Patients with pulmonary TB may present without any positive findings on chest x-ray; however, bacterial confirmation can help to make diagnosis in these patients . In the presented case, the result of gastric aspiration was positive, showing active TB or a possible false positive result (dead myco-bacteria, laboratory contamination). The authors think that the positive PCR result in this patient was due to active TB, as PCR is a reliable test to diagnose TB with high sensitivity and specificity .
Outcomes for patients with PD have improved due to effective medical and surgical treatment. More than 80% of patients respond to medical treatment alone, and the mortality rate is generally lower than 10%. Surgical intervention in the presence of spine deformity or neurological deficit is required in approximately 50% of the patients [3,4,19]. Radical surgery combined with anti-TB drugs and younger age have been reported as significant favorable prognostic factors .
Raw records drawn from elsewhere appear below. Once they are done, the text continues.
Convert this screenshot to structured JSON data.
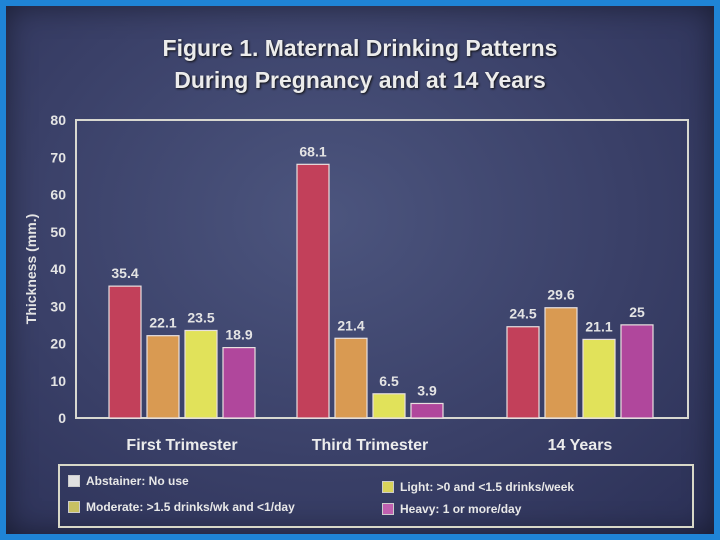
{
  "title_line1": "Figure 1.  Maternal Drinking Patterns",
  "title_line2": "During Pregnancy and at 14 Years",
  "chart_data": {
    "type": "bar",
    "ylabel": "Thickness (mm.)",
    "ylim": [
      0,
      80
    ],
    "yticks": [
      "0",
      "10",
      "20",
      "30",
      "40",
      "50",
      "60",
      "70",
      "80"
    ],
    "grid": false,
    "legend_placement": "bottom",
    "categories": [
      "First Trimester",
      "Third Trimester",
      "14 Years"
    ],
    "series": [
      {
        "name": "Abstainer: No use",
        "values": [
          35.4,
          68.1,
          24.5
        ],
        "labels": [
          "35.4",
          "68.1",
          "24.5"
        ],
        "color": "#c2405a",
        "legend_swatch": "#e0e0e0"
      },
      {
        "name": "Moderate: >1.5 drinks/wk and <1/day",
        "values": [
          22.1,
          21.4,
          29.6
        ],
        "labels": [
          "22.1",
          "21.4",
          "29.6"
        ],
        "color": "#d99a52",
        "legend_swatch": "#c8c062"
      },
      {
        "name": "Light: >0 and <1.5 drinks/week",
        "values": [
          23.5,
          6.5,
          21.1
        ],
        "labels": [
          "23.5",
          "6.5",
          "21.1"
        ],
        "color": "#e1e25a",
        "legend_swatch": "#d8d25a"
      },
      {
        "name": "Heavy: 1 or more/day",
        "values": [
          18.9,
          3.9,
          25
        ],
        "labels": [
          "18.9",
          "3.9",
          "25"
        ],
        "color": "#b0479c",
        "legend_swatch": "#c060b0"
      }
    ]
  }
}
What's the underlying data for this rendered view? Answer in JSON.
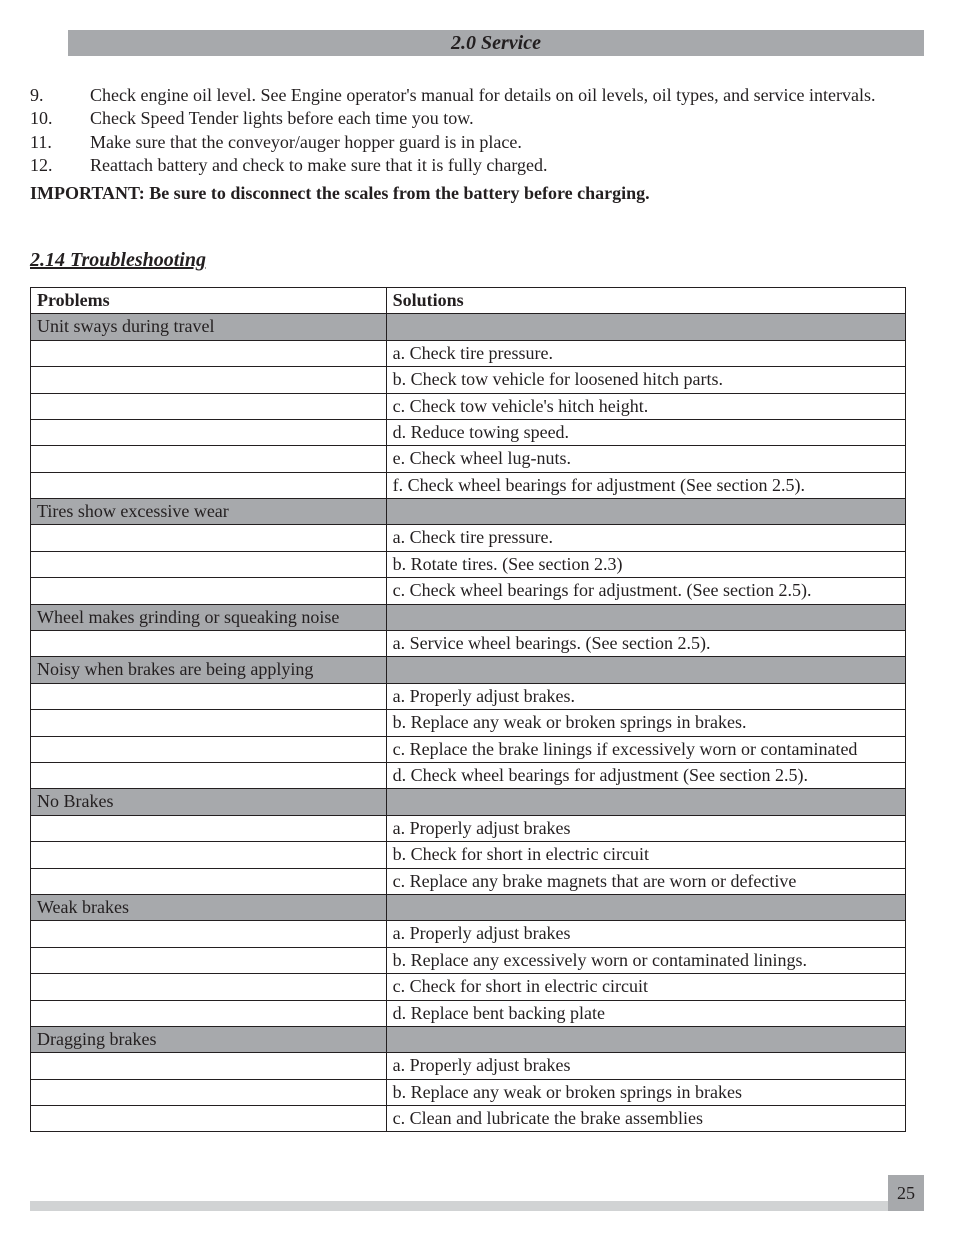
{
  "header": {
    "title": "2.0 Service"
  },
  "list": {
    "items": [
      {
        "num": "9.",
        "text": "Check engine oil level. See Engine operator's manual for details on oil levels, oil types, and service intervals."
      },
      {
        "num": "10.",
        "text": "Check Speed Tender lights before each time you tow."
      },
      {
        "num": "11.",
        "text": "Make sure that the conveyor/auger hopper guard is in place."
      },
      {
        "num": "12.",
        "text": "Reattach battery and check to make sure that it is fully charged."
      }
    ]
  },
  "important": "IMPORTANT: Be sure to disconnect the scales from the battery before charging.",
  "section": {
    "heading": "2.14 Troubleshooting"
  },
  "table": {
    "headers": {
      "problems": "Problems",
      "solutions": "Solutions"
    },
    "groups": [
      {
        "problem": "Unit sways during travel",
        "solutions": [
          "a. Check tire pressure.",
          "b. Check tow vehicle for loosened hitch parts.",
          "c. Check tow vehicle's hitch height.",
          "d. Reduce towing speed.",
          "e. Check wheel lug-nuts.",
          "f. Check wheel bearings for adjustment (See section 2.5)."
        ]
      },
      {
        "problem": "Tires show excessive wear",
        "solutions": [
          "a. Check tire pressure.",
          "b. Rotate tires. (See section 2.3)",
          "c. Check wheel bearings for adjustment. (See section 2.5)."
        ]
      },
      {
        "problem": "Wheel makes grinding or squeaking noise",
        "solutions": [
          "a. Service wheel bearings. (See section 2.5)."
        ]
      },
      {
        "problem": "Noisy when brakes are being applying",
        "solutions": [
          "a. Properly adjust brakes.",
          "b. Replace any weak or broken springs in brakes.",
          "c. Replace the brake linings if excessively worn or contaminated",
          "d. Check wheel bearings for adjustment (See section 2.5)."
        ]
      },
      {
        "problem": "No Brakes",
        "solutions": [
          "a. Properly adjust brakes",
          "b. Check for short in electric circuit",
          "c. Replace any brake magnets that are worn or defective"
        ]
      },
      {
        "problem": "Weak brakes",
        "solutions": [
          "a. Properly adjust brakes",
          "b. Replace any excessively worn or contaminated linings.",
          "c. Check for short in electric circuit",
          "d. Replace bent backing plate"
        ]
      },
      {
        "problem": "Dragging brakes",
        "solutions": [
          "a. Properly adjust brakes",
          "b. Replace any weak or broken springs in brakes",
          "c. Clean and lubricate the brake assemblies"
        ]
      }
    ]
  },
  "footer": {
    "page": "25"
  },
  "colors": {
    "header_bg": "#a7a9ac",
    "problem_row_bg": "#a7a9ac",
    "border": "#231f20",
    "text": "#231f20",
    "footer_line": "#d1d3d4",
    "footer_box": "#a7a9ac",
    "background": "#ffffff"
  },
  "typography": {
    "body_font": "Times New Roman",
    "body_size_pt": 13,
    "header_size_pt": 15,
    "header_italic": true,
    "header_bold": true
  }
}
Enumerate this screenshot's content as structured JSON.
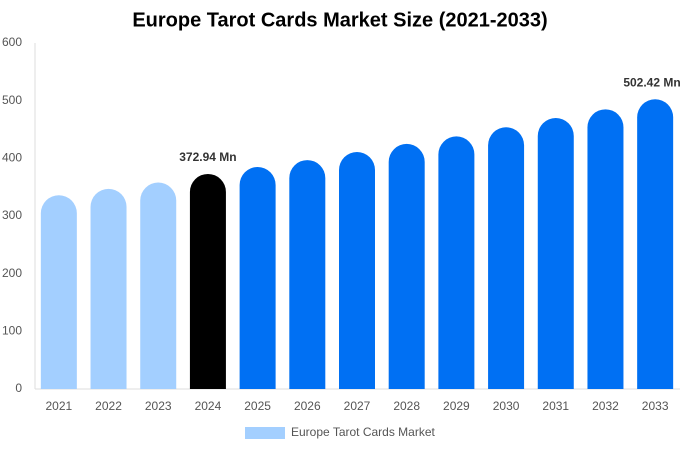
{
  "chart_data": {
    "type": "bar",
    "title": "Europe Tarot Cards Market Size (2021-2033)",
    "categories": [
      "2021",
      "2022",
      "2023",
      "2024",
      "2025",
      "2026",
      "2027",
      "2028",
      "2029",
      "2030",
      "2031",
      "2032",
      "2033"
    ],
    "series": [
      {
        "name": "Europe Tarot Cards Market",
        "color": "#a3cfff",
        "values": [
          336,
          347,
          358,
          372.94,
          385,
          397,
          411,
          425,
          438,
          454,
          470,
          485,
          502.42
        ],
        "value_labels": [
          null,
          null,
          null,
          "372.94 Mn",
          null,
          null,
          null,
          null,
          null,
          null,
          null,
          null,
          "502.42 Mn"
        ],
        "colors": [
          "#a3cfff",
          "#a3cfff",
          "#a3cfff",
          "#000000",
          "#0070f3",
          "#0070f3",
          "#0070f3",
          "#0070f3",
          "#0070f3",
          "#0070f3",
          "#0070f3",
          "#0070f3",
          "#0070f3"
        ]
      }
    ],
    "ylim": [
      0,
      600
    ],
    "yticks": [
      0,
      100,
      200,
      300,
      400,
      500,
      600
    ],
    "legend": "bottom"
  }
}
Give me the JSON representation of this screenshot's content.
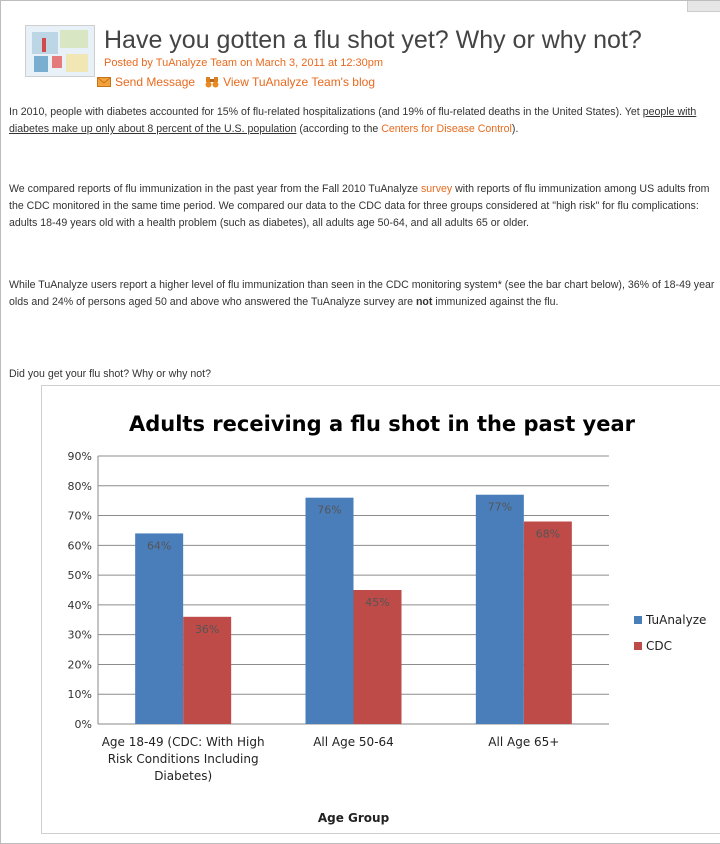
{
  "post": {
    "title": "Have you gotten a flu shot yet? Why or why not?",
    "byline": "Posted by TuAnalyze Team on March 3, 2011 at 12:30pm",
    "actions": {
      "send_message": "Send Message",
      "view_blog": "View TuAnalyze Team's blog"
    },
    "p1": {
      "t1": "In 2010, people with diabetes accounted for 15% of flu-related hospitalizations (and 19% of flu-related deaths in the United States). Yet ",
      "link1": "people with diabetes make up only about 8 percent of the U.S. population",
      "t2": " (according to the ",
      "link2": "Centers for Disease Control",
      "t3": ")."
    },
    "p2": {
      "t1": "We compared reports of flu immunization in the past year from the Fall 2010 TuAnalyze ",
      "link": "survey",
      "t2": " with reports of flu immunization among US adults from the CDC monitored in the same time period.  We compared our data to the CDC data for three groups considered at \"high risk\" for flu complications: adults 18-49 years old with a health problem (such as diabetes), all adults age 50-64, and all adults 65 or older."
    },
    "p3": {
      "t1": "While TuAnalyze users report a higher level of flu immunization than seen in the CDC monitoring system* (see the bar chart below), 36% of 18-49 year olds and 24% of persons aged 50 and above who answered the TuAnalyze survey are ",
      "bold": "not",
      "t2": " immunized against the flu."
    },
    "p4": "Did you get your flu shot? Why or why not?"
  },
  "icons": {
    "send": "envelope-icon",
    "blog": "binoculars-icon"
  },
  "chart_data": {
    "type": "bar",
    "title": "Adults receiving a flu shot in the past year",
    "xlabel": "Age Group",
    "ylabel": "",
    "ylim": [
      0,
      90
    ],
    "yticks": [
      0,
      10,
      20,
      30,
      40,
      50,
      60,
      70,
      80,
      90
    ],
    "ytick_format": "{v}%",
    "grid": true,
    "legend": "right",
    "categories": [
      [
        "Age 18-49 (CDC: With High",
        "Risk Conditions Including",
        "Diabetes)"
      ],
      [
        "All Age 50-64"
      ],
      [
        "All Age 65+"
      ]
    ],
    "series": [
      {
        "name": "TuAnalyze",
        "color": "#4a7ebb",
        "values": [
          64,
          76,
          77
        ],
        "labels": [
          "64%",
          "76%",
          "77%"
        ]
      },
      {
        "name": "CDC",
        "color": "#be4b48",
        "values": [
          36,
          45,
          68
        ],
        "labels": [
          "36%",
          "45%",
          "68%"
        ]
      }
    ]
  }
}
PD is a rare diagnosis in Scandinavian countries, including Denmark. In the presented case, PD initially masked itself as a simple back pain, later as malignancy, based on the patient’s clinical signs and symptoms. Initial laboratory evaluations were not helpful. Positive results of gastric aspirate PCR were the first clue of TB; however, the possibility of false positivity could not be ruled out. Treatment was started based on high clinical suspicion of TB, plus MRI characteristic findings. Spinal biopsy confirmed the diagnosis of TB. On the other hand, initial hypercalcemia in the patient suggested malignancy and made the diagnosis difficult. A comprehensive history with a focus on risk factors for TB (e.g., previous exposure of patient to TB, immigrant background from areas with high TB incidence) was the first lead in this case. Strong clinical suspicion should always be investigated, even if pulmonary finding are absent. PD is one of the differential diagnoses when there are radiographic signs of a destructive spinal process. In conclusion, the authors presented a rare case of PD that mimicked metastatic disease in the southern region of Denmark.
Conflict of interest
The authors declare that they have no conflict of interest.